I am trying to make a simple database delete script.

Im fairly new to php and mysql.

I need to access 3 tables in the database to delete all the relevany information for one user.

The articles, penname and users tables.

I adapted the code from a search script I put together.

The following code seems to work if the user has a penname and some articles, however doesnt seem to work if the user has no pennames or articles.

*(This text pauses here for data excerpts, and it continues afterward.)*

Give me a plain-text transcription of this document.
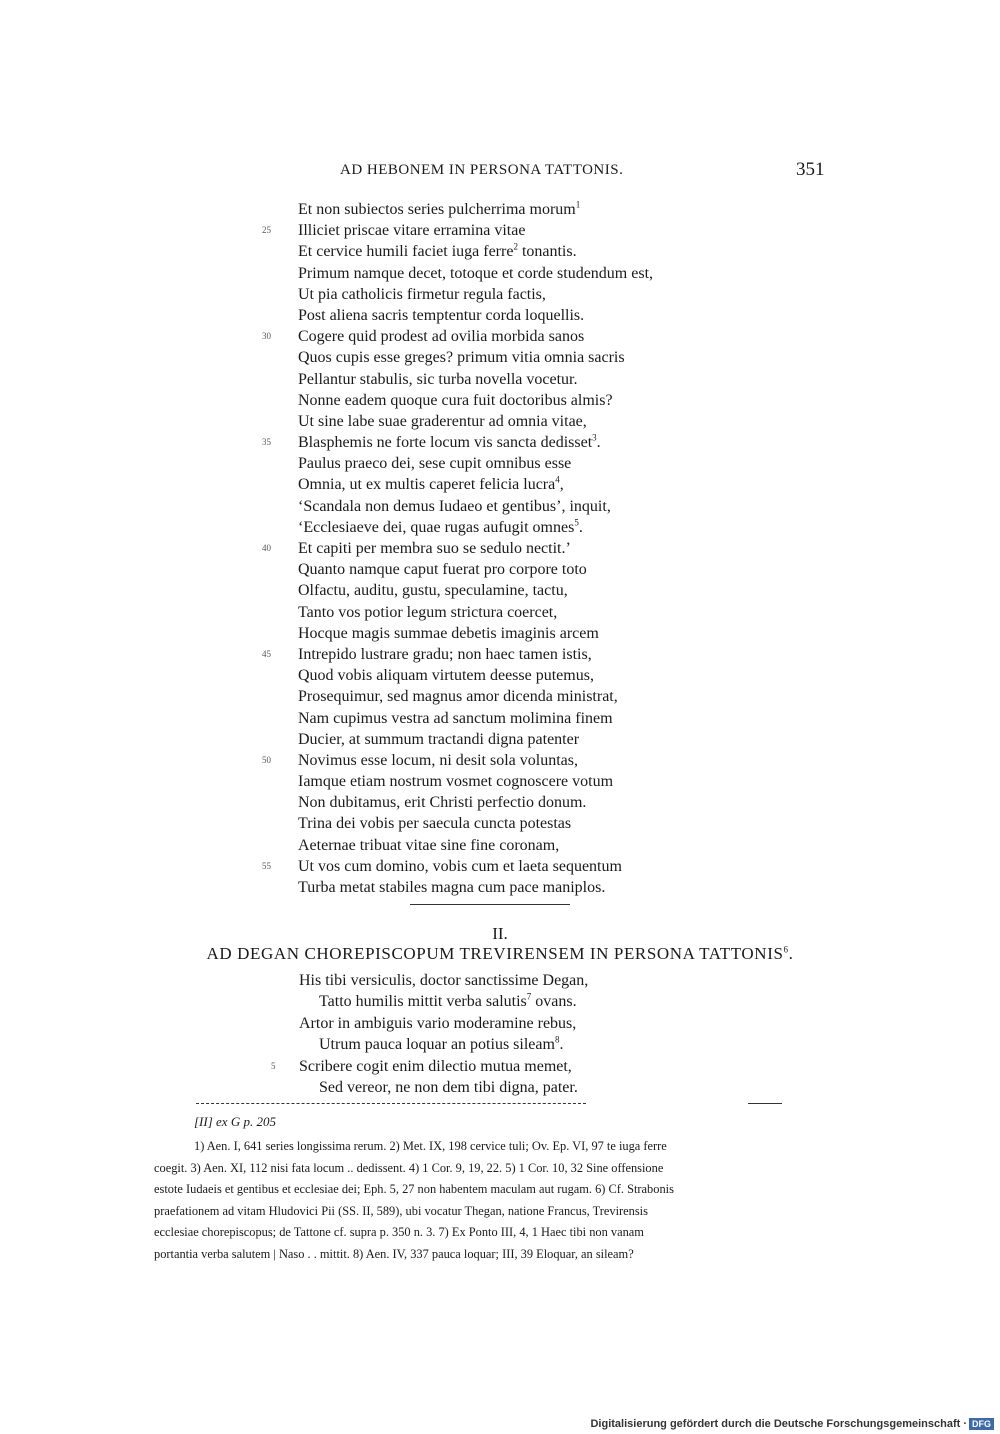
AD HEBONEM IN PERSONA TATTONIS.	351
Et non subiectos series pulcherrima morum$^1$
25	Illiciet priscae vitare erramina vitae
Et cervice humili faciet iuga ferre$^2$ tonantis.
Primum namque decet, totoque et corde studendum est,
Ut pia catholicis firmetur regula factis,
Post aliena sacris temptentur corda loquellis.
30	Cogere quid prodest ad ovilia morbida sanos
Quos cupis esse greges? primum vitia omnia sacris
Pellantur stabulis, sic turba novella vocetur.
Nonne eadem quoque cura fuit doctoribus almis?
Ut sine labe suae graderentur ad omnia vitae,
35	Blasphemis ne forte locum vis sancta dedisset$^3$.
Paulus praeco dei, sese cupit omnibus esse
Omnia, ut ex multis caperet felicia lucra$^4$,
‘Scandala non demus Iudaeo et gentibus’, inquit,
‘Ecclesiaeve dei, quae rugas aufugit omnes$^5$.
40	Et capiti per membra suo se sedulo nectit.’
Quanto namque caput fuerat pro corpore toto
Olfactu, auditu, gustu, speculamine, tactu,
Tanto vos potior legum strictura coercet,
Hocque magis summae debetis imaginis arcem
45	Intrepido lustrare gradu; non haec tamen istis,
Quod vobis aliquam virtutem deesse putemus,
Prosequimur, sed magnus amor dicenda ministrat,
Nam cupimus vestra ad sanctum molimina finem
Ducier, at summum tractandi digna patenter
50	Novimus esse locum, ni desit sola voluntas,
Iamque etiam nostrum vosmet cognoscere votum
Non dubitamus, erit Christi perfectio donum.
Trina dei vobis per saecula cuncta potestas
Aeternae tribuat vitae sine fine coronam,
55	Ut vos cum domino, vobis cum et laeta sequentum
Turba metat stabiles magna cum pace maniplos.
II.
AD DEGAN CHOREPISCOPUM TREVIRENSEM IN PERSONA TATTONIS$^6$.
His tibi versiculis, doctor sanctissime Degan,
Tatto humilis mittit verba salutis$^7$ ovans.
Artor in ambiguis vario moderamine rebus,
Utrum pauca loquar an potius sileam$^8$.
5	Scribere cogit enim dilectio mutua memet,
Sed vereor, ne non dem tibi digna, pater.
[II] ex G p. 205
1) Aen. I, 641 series longissima rerum. 2) Met. IX, 198 cervice tuli; Ov. Ep. VI, 97 te iuga ferre
coegit. 3) Aen. XI, 112 nisi fata locum .. dedissent. 4) 1 Cor. 9, 19, 22. 5) 1 Cor. 10, 32 Sine offensione
estote Iudaeis et gentibus et ecclesiae dei; Eph. 5, 27 non habentem maculam aut rugam. 6) Cf. Strabonis
praefationem ad vitam Hludovici Pii (SS. II, 589), ubi vocatur Thegan, natione Francus, Trevirensis
ecclesiae chorepiscopus; de Tattone cf. supra p. 350 n. 3. 7) Ex Ponto III, 4, 1 Haec tibi non vanam
portantia verba salutem | Naso . . mittit. 8) Aen. IV, 337 pauca loquar; III, 39 Eloquar, an sileam?
Digitalisierung gefördert durch die Deutsche Forschungsgemeinschaft · DFG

I probably need some if statements.

Thanks for any help.

This is the code:

<h2>Search</h2> 
<form name="search" method="post" action="<?=$PHP_SELF?>">
Search for: <input type="text" name="find" /> in 
<Select NAME="field">
<Option VALUE="email">Email Address</option>
</Select>
<input type="hidden" name="searching" value="yes" />
<input type="submit" name="search" value="Search" />
</form>

<?
include('setup.php'); 
//This is only displayed if they have submitted the form 
if ($searching =="yes") 
{ 
echo "<h2>Results</h2><p>"; 
//If they did not enter a search term we give them an error 
if ($find == "") 
{ 
echo "<p>You forgot to enter a search term"; 
exit; 
} 
// Otherwise we connect to our Database 
@mysql_connect($dbhost,$dbuser,$dbpasswd)or die("Connect Error: ".mysql_error());
mysql_select_db($dbname) or die( "Unable to select database");
// We preform a bit of filtering 
$find = strtoupper($find); 
$find = strip_tags($find); 
$find = trim ($find); 
//Now we search for our search term, in the field the user specified 
// Construct our join query
$data = mysql_query("DELETE articles, penname, users ".
 "FROM articles, penname, users ".
 "WHERE articles.penname_id = penname.user_id AND penname.user_id = users.user_id AND upper($field) ='$find'"); 
  
 
if ($anymatches == 0) 
{ 
echo "Sorry, but we can not find an entry to match your query<br><br>"; 
}  
//And we remind them what they searched for 
echo "<b>The Records You Searched For:</b> " .$find; 
} 
?>

It's not working because the query is requiring the data to be present in each table.

You're going to need separate queries for each table.